From: Kirill A. Shutemov
Date: Mon Oct 07 2024 - 05:01:58 EST


On Tue, Sep 03, 2024 at 04:22:31PM -0700, Anthony Yznaga wrote:
> This patch series implements a mechanism that allows userspace
> processes to opt into sharing PTEs. It adds a new in-memory
> filesystem - msharefs. A file created on msharefs represents a
> shared region where all processes mapping that region will map
> objects within it with shared PTEs. When the file is created,
> a new host mm struct is created to hold the shared page tables
> and vmas for objects later mapped into the shared region. This
> host mm struct is associated with the file and not with a task.

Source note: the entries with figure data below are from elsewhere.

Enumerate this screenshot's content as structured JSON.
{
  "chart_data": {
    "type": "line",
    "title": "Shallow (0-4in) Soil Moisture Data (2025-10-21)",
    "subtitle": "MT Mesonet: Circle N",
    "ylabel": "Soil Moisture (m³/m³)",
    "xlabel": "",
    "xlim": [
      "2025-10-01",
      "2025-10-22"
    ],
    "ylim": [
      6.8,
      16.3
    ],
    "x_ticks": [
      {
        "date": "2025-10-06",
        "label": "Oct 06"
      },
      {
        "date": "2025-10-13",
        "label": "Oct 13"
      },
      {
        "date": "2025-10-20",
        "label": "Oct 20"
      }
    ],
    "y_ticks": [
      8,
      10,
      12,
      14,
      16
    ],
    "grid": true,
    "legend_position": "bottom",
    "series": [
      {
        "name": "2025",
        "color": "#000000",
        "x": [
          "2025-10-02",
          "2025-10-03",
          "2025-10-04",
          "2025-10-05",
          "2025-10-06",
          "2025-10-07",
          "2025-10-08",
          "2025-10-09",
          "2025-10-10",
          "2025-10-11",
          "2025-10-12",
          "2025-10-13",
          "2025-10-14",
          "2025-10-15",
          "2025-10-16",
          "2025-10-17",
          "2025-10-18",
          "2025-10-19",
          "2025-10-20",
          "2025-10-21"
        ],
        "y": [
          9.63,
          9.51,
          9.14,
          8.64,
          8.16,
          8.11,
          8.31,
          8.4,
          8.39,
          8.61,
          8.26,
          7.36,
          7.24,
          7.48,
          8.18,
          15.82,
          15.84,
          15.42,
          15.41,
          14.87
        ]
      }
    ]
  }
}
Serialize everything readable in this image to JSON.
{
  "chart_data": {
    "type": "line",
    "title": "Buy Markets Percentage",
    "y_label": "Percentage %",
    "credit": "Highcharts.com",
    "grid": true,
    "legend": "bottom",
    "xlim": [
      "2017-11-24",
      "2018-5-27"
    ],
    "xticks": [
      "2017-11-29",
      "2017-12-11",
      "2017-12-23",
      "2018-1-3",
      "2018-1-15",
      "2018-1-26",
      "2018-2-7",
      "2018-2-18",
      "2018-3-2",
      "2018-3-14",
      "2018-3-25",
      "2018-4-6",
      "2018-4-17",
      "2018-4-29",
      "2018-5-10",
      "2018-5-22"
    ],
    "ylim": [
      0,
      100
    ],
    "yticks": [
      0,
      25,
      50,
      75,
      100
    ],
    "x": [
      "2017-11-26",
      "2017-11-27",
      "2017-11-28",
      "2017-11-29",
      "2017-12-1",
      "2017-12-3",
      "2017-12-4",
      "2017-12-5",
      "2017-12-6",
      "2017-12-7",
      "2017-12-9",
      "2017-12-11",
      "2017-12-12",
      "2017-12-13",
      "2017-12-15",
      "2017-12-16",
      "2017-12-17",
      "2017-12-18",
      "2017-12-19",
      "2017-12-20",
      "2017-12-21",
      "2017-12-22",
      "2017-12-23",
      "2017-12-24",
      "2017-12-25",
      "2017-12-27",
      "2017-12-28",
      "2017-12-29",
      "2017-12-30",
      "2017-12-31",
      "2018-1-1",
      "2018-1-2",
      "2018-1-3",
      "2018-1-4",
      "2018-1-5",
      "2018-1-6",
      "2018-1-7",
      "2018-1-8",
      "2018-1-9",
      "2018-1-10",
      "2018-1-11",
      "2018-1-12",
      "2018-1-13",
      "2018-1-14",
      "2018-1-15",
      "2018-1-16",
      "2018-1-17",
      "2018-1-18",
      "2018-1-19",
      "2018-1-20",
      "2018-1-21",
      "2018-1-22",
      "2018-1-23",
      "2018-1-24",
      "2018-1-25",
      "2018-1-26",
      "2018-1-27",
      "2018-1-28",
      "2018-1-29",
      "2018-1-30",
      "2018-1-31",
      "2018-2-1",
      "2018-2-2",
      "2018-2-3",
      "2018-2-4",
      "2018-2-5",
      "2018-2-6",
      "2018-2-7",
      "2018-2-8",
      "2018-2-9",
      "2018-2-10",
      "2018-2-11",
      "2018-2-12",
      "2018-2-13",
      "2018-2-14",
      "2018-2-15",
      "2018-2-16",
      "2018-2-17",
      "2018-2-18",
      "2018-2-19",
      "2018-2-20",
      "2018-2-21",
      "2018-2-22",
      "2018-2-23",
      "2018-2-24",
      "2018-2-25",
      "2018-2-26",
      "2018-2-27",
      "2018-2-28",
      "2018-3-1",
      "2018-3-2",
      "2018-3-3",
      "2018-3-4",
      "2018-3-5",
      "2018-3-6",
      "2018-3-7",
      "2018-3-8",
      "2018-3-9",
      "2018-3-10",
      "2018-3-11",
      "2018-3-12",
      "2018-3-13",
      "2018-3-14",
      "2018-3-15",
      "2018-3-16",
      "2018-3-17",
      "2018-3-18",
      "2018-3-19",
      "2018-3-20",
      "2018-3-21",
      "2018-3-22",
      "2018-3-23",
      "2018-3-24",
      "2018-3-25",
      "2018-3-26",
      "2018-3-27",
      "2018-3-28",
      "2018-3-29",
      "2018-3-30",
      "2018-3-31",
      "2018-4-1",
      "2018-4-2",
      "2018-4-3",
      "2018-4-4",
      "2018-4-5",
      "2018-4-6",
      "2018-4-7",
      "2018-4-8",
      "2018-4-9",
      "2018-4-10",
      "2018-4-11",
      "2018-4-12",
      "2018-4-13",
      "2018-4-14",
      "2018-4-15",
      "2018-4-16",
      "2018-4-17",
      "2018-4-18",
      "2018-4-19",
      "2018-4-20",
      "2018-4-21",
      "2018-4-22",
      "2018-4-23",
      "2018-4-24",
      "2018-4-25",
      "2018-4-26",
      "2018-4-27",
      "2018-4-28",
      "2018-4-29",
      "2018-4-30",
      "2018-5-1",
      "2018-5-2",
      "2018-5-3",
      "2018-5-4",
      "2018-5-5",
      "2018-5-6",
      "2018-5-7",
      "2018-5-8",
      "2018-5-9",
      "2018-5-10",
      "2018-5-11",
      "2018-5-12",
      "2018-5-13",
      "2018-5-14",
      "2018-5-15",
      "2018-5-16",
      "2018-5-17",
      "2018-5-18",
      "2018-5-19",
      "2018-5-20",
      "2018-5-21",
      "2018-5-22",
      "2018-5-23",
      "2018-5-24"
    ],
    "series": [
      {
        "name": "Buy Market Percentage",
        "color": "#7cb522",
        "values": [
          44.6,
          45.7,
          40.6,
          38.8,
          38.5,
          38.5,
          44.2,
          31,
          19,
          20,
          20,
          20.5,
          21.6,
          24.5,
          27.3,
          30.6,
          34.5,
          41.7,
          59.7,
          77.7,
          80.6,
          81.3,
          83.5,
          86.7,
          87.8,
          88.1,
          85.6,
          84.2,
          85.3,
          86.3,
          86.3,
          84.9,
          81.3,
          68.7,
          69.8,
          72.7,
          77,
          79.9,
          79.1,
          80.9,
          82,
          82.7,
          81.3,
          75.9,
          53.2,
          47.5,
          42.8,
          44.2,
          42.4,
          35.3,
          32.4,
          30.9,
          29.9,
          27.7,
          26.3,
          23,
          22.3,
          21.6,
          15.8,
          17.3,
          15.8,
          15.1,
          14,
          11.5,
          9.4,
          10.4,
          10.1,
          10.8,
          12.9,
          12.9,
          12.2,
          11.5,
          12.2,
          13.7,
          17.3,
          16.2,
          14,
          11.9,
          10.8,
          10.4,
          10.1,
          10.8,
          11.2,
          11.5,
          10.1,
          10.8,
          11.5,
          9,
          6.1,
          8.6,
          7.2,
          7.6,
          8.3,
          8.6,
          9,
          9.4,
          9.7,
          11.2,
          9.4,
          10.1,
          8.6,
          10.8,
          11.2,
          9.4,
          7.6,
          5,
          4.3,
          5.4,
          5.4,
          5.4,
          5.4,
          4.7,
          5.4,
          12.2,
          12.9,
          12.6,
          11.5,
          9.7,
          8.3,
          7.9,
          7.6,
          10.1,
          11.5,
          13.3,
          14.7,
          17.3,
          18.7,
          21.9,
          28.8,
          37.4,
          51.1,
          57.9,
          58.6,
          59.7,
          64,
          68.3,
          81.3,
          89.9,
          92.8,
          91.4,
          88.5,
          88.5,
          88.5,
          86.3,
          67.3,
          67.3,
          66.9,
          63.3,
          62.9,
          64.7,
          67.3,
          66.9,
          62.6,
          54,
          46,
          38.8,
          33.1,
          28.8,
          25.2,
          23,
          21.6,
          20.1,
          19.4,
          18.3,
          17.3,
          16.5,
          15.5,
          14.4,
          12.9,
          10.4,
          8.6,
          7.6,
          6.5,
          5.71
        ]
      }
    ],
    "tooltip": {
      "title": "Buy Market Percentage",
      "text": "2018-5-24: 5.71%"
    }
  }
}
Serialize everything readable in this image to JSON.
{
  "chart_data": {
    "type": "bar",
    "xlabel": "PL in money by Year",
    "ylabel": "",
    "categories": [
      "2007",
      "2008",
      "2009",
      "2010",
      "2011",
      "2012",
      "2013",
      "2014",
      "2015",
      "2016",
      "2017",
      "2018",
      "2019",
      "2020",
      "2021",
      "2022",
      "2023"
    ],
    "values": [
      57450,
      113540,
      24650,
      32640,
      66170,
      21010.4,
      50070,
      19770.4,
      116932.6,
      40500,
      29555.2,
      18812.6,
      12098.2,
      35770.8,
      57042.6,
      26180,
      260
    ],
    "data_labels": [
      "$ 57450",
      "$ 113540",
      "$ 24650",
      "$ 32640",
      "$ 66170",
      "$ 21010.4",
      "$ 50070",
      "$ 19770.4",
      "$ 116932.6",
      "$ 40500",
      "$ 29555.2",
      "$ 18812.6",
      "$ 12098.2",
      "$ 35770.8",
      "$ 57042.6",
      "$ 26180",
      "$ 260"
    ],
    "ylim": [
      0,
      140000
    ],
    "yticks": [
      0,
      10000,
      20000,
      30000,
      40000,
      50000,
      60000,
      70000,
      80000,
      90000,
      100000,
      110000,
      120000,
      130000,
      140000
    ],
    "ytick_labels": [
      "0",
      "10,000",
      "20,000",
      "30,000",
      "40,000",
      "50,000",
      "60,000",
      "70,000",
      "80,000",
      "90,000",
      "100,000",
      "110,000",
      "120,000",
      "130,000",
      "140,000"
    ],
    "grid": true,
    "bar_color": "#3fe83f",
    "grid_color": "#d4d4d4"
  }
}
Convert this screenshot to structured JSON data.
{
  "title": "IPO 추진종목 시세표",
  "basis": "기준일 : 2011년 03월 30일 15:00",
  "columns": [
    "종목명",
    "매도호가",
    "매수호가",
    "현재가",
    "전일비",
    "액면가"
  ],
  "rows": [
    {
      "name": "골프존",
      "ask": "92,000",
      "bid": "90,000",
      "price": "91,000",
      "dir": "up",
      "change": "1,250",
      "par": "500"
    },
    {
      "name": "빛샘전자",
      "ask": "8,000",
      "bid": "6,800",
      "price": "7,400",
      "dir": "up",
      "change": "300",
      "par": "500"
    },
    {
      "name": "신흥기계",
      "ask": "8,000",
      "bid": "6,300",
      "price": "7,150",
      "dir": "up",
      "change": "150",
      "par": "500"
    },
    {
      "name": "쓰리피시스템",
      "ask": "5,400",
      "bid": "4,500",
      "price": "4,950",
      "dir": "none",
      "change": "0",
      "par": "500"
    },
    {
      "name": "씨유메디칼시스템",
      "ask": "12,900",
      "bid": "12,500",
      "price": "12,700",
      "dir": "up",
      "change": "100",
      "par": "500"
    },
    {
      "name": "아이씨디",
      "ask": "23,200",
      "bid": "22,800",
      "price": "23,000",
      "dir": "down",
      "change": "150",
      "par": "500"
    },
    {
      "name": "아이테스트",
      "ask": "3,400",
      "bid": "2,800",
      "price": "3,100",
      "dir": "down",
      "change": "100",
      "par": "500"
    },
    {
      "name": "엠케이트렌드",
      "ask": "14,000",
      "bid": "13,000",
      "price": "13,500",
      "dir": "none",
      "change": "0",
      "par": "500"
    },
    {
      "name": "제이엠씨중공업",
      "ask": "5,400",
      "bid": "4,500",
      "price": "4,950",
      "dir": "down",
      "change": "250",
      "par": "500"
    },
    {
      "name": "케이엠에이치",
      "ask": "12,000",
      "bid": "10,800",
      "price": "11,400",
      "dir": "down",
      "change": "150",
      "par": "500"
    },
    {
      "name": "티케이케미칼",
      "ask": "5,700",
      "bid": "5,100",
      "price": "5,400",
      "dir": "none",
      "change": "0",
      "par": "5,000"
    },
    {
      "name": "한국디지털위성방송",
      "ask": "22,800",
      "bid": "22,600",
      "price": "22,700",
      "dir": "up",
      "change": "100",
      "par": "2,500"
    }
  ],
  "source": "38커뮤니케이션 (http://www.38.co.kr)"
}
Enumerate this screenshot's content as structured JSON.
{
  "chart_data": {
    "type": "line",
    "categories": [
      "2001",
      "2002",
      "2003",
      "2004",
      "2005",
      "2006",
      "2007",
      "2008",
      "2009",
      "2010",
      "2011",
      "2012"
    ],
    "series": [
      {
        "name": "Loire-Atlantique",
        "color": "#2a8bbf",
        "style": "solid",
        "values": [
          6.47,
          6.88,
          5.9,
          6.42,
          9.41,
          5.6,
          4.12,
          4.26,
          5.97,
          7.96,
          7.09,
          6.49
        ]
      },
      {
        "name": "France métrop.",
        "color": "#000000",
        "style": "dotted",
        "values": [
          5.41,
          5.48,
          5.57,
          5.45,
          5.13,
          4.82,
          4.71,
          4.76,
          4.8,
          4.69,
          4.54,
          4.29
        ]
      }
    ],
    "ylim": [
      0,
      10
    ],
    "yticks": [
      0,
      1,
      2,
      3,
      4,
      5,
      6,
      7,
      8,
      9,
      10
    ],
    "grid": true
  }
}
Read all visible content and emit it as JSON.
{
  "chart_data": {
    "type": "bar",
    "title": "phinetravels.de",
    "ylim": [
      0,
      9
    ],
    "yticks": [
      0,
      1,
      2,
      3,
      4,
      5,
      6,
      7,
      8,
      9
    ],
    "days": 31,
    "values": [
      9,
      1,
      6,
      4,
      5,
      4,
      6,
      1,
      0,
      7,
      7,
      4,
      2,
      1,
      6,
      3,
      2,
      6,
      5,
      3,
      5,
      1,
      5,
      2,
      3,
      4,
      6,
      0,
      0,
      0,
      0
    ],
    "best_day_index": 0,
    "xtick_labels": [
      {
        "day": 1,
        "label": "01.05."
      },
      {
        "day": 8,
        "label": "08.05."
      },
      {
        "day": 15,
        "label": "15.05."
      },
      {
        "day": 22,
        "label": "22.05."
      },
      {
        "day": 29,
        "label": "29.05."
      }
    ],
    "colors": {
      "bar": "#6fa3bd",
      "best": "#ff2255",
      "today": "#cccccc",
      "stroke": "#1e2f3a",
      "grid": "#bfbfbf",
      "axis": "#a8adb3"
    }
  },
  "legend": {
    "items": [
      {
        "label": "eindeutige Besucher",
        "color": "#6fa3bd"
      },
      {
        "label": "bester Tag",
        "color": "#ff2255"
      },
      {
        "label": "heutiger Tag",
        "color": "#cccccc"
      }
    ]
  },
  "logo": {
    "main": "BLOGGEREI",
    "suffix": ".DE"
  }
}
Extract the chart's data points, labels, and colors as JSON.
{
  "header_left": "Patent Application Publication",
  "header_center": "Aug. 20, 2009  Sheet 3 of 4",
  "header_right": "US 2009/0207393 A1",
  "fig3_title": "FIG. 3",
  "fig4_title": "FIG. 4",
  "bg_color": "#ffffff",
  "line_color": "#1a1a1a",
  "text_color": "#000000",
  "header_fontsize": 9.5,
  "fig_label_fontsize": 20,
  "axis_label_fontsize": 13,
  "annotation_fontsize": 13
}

Taskless mm_struct can be problematic. Like, we don't have access to it's
counters because it is not represented in /proc. For instance, there's no
way to check its smaps.

Also, I *think* it is immune to oom-killer because oom-killer looks for a
victim task, not mm.
I hope it is not an intended feature :P

> When a process mmap's the shared region, a vm flag VM_SHARED_PT
> is added to the vma. On page fault the vma is checked for the
> presence of the VM_SHARED_PT flag.

I think it is wrong approach.

Instead of spaying VM_SHARED_PT checks across core-mm, we need to add a
generic hooks that can be used by mshare and hugetlb. And remove
is_vm_hugetlb_page() check from core-mm along the way.

BTW, is_vm_hugetlb_page() callsites seem to be the indicator to check if
mshare has to do something differently there. I feel you miss a lot of
such cases.

--
Kiryl Shutsemau / Kirill A. Shutemov